Eating organic foods can help you live a longer, healthier life, according to a new study. And save our planet.
Scientists found that people who ate a greener diet were more likely to die during the follow-up period 30 years old) was 25% lower than those who ate less rationally.
This work builds on previous research that has identified products that are a win-win for both health and the environment. We are talking about whole grains, fruits, non-starchy vegetables, nuts and unsaturated oils. Foods from the opposite camp that are considered harmful to the environment and human health are eggs, red and processed meat.
New research suggests that eating more environmentally friendly foods may help reduce the risk of death from cancer, heart disease, respiratory diseases and neurodegenerative diseases. It is also associated with a lower environmental impact in terms of factors such as water use, land use, nutrient pollution and greenhouse gas emissions.
In the new study, researchers aimed to create a simple tool that policymakers and public health professionals could use to develop strategies to improve public health and tackle the climate crisis.
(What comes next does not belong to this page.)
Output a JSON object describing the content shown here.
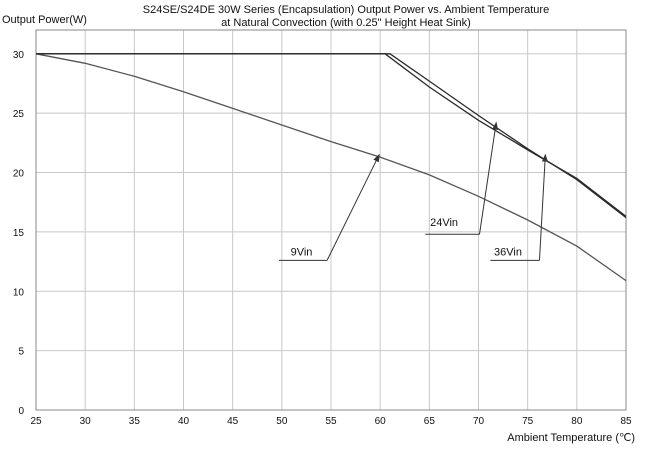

The result was the Planetary Health Dietary Index (PHDI).
Scientists reviewed existing research on the relationship between different food groups and health outcomes based on the EAT-Lancet reference diet, which takes into account the environmental impact of production methods food products. They then used the index to analyze results among more than 100,000 participants in two large cohort studies conducted in the United States. The dataset included more than 47,000 deaths over a follow-up period spanning more than three decades from 1986 to 2018.
Overall, they found that people in the highest quintile (one-fifth of participants) on the PHDI had a risk of death from any cause was 25% lower than that of people in the lowest quintile. Higher PHDI scores were associated with a 15% lower risk of death from cancer or cardiovascular disease, a 20% lower risk of death from neurodegenerative diseases, and a 50% lower risk of death from respiratory disease.